On Sunday 15th July 9 year old Alfred Fitz, 7 year old James Fleeson and 9 year old named John Breen were playing leapfrog in the dock road area when Fitz twice hit Fleeson with a brick after he had complained about an unfair jump. After he had fallen to the floor Fitz then dragged him to the Leeds & Liverpool canal and threw him in, assisted by Breen.

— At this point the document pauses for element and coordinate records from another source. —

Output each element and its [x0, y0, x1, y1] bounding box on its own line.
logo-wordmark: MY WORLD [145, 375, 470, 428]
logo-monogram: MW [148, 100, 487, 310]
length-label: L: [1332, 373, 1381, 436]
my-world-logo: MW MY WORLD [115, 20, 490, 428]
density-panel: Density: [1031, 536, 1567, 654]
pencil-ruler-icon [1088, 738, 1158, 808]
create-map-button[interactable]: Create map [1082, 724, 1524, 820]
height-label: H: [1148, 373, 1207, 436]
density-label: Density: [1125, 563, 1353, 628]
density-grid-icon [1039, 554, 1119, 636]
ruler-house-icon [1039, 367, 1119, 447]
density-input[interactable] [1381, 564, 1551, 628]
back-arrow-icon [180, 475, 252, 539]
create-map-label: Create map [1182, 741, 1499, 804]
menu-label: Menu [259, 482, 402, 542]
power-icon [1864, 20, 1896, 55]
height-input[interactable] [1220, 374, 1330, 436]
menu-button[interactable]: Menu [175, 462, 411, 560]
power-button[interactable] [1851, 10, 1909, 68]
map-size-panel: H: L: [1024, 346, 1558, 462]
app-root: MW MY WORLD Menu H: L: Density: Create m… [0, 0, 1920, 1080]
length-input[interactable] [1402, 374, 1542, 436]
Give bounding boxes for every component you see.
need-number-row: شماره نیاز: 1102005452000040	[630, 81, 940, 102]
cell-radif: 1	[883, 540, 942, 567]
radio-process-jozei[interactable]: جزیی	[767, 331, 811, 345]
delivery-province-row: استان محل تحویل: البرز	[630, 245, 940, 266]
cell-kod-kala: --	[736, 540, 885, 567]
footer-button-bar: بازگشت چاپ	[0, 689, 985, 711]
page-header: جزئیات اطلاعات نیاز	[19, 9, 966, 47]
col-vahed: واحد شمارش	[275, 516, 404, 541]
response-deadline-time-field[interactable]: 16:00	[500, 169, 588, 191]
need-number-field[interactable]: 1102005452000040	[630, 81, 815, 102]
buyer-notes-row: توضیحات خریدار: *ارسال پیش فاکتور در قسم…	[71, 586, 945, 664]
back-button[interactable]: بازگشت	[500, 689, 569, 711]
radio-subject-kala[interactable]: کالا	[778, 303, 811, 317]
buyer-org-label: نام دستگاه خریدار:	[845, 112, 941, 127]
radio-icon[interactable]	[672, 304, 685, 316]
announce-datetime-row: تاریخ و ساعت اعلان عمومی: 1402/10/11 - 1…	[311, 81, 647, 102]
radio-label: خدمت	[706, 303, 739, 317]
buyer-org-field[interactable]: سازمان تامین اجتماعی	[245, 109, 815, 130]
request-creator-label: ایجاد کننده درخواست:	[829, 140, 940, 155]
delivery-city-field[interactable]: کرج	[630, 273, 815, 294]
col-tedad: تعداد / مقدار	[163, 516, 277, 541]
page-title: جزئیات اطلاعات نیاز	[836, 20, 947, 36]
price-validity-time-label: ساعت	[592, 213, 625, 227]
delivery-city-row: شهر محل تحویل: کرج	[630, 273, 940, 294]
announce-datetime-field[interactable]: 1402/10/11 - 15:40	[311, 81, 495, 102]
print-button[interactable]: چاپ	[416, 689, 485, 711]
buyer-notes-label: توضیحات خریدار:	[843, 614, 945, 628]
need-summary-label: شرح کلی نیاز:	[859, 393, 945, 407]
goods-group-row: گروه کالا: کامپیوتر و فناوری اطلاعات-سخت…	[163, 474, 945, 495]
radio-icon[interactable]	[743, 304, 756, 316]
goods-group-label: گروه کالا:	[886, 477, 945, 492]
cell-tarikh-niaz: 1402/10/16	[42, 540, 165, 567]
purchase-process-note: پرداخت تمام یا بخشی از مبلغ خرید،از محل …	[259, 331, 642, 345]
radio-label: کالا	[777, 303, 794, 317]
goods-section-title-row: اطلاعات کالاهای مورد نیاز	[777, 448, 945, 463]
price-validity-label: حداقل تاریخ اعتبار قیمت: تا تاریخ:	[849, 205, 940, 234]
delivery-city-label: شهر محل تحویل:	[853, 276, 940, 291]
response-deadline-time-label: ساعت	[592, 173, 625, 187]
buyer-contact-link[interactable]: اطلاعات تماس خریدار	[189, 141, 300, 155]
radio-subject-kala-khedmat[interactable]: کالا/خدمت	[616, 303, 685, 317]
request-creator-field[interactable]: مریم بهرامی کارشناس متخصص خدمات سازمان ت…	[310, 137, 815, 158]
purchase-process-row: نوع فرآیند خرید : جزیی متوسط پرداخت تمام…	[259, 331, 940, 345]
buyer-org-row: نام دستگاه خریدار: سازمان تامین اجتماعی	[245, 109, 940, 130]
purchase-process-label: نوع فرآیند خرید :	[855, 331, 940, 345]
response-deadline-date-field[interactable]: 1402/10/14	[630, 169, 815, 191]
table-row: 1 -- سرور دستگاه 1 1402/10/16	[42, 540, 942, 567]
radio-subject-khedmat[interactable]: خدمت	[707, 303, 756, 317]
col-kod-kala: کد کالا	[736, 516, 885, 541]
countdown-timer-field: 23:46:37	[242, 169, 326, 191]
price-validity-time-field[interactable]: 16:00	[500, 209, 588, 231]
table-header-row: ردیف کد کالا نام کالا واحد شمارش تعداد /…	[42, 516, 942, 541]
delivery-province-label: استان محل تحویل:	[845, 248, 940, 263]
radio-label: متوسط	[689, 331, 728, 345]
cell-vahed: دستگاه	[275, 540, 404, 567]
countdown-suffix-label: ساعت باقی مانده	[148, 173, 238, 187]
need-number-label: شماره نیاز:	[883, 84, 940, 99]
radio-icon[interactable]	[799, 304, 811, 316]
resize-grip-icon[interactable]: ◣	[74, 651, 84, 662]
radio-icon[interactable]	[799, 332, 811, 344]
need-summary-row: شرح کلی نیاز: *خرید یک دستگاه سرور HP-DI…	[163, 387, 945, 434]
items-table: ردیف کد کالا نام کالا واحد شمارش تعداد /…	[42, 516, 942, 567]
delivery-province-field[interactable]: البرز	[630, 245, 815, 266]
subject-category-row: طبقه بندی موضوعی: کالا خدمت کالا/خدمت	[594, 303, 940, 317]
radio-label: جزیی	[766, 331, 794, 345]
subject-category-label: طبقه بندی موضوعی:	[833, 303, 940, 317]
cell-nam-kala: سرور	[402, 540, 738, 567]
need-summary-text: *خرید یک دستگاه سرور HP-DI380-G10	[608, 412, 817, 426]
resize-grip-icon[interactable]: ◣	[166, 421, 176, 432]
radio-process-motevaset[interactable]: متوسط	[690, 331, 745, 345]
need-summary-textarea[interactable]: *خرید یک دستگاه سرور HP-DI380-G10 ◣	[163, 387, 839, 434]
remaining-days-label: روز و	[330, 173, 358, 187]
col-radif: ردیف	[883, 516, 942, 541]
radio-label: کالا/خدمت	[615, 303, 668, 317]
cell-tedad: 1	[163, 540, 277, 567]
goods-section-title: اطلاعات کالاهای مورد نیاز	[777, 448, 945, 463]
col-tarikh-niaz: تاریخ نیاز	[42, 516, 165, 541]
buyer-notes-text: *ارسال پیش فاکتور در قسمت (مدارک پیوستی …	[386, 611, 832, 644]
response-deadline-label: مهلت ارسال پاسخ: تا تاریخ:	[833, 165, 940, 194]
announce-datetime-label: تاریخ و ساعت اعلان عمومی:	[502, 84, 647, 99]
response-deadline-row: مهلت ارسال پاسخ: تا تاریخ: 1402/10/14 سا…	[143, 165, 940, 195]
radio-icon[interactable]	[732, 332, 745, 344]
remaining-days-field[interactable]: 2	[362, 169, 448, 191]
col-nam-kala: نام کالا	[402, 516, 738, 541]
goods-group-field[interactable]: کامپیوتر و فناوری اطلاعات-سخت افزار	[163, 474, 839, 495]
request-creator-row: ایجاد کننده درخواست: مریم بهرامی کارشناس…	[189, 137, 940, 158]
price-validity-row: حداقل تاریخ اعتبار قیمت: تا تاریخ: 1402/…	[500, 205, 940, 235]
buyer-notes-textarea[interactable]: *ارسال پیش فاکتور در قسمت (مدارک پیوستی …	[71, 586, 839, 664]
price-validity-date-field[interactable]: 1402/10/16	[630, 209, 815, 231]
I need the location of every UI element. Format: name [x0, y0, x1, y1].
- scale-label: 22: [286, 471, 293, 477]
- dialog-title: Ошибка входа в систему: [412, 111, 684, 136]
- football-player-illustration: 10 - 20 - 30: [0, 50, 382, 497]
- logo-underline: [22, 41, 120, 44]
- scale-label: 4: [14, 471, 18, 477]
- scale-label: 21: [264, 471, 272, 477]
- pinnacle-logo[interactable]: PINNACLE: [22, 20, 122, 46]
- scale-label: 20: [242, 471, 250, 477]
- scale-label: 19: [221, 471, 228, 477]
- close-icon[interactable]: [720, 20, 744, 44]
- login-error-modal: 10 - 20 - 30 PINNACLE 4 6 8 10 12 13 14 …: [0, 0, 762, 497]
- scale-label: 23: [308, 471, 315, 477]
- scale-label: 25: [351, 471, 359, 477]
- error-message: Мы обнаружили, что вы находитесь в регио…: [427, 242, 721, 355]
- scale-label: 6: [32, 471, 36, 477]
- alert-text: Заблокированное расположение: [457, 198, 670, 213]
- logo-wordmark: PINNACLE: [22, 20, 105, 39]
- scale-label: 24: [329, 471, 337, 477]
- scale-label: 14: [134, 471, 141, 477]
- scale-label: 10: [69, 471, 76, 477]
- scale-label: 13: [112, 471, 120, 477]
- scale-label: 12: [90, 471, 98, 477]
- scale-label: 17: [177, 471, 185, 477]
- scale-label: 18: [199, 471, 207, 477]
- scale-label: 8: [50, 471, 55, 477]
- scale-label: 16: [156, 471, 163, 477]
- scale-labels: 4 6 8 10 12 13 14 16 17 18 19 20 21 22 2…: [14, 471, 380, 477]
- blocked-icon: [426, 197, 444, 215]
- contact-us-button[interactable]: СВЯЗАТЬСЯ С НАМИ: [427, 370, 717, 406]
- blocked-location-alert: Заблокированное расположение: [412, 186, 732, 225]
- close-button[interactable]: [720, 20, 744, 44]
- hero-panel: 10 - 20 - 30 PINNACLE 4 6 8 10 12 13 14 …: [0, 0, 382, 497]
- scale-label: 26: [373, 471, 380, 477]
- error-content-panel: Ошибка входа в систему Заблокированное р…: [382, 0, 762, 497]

Fleeson's body was found by his own father floating in Stanley Dock the following Thursday morning and after police made enquiries with other children in the vicinity, Fitz was arrested at his home in Saltney Street that evening. Whilst the police inspector made the arrest his father turned violent and threatened to stab him. Breen was traced to the workhouse in Brownlow Hill, where his mother had been trying to secure a passage back to Ireland. At the inquest a boy named James Hawkins told how the incident had occurred and said that Fleeson was alive when he was thrown into the water then sank after a minute or two. The doctor gave the cause of death as drowning and suffocation, although did mention that there had been blows beforehand.
Both boys stood trial for murder in front of Judge Baron Platt on 24th August at the South Lancashire Assizes. Although Breen hadn't hit Fleeson with a brick, his act of helping throw him into the canal whilst he was still alive led to him being charged. They were convicted of manslaughter with a recommendation for mercy. The judge sentenced them to twelve months imprisonment, telling them that he understood they had not intended to kill and he hoped after a period of instruction they would be able to get on with their lives.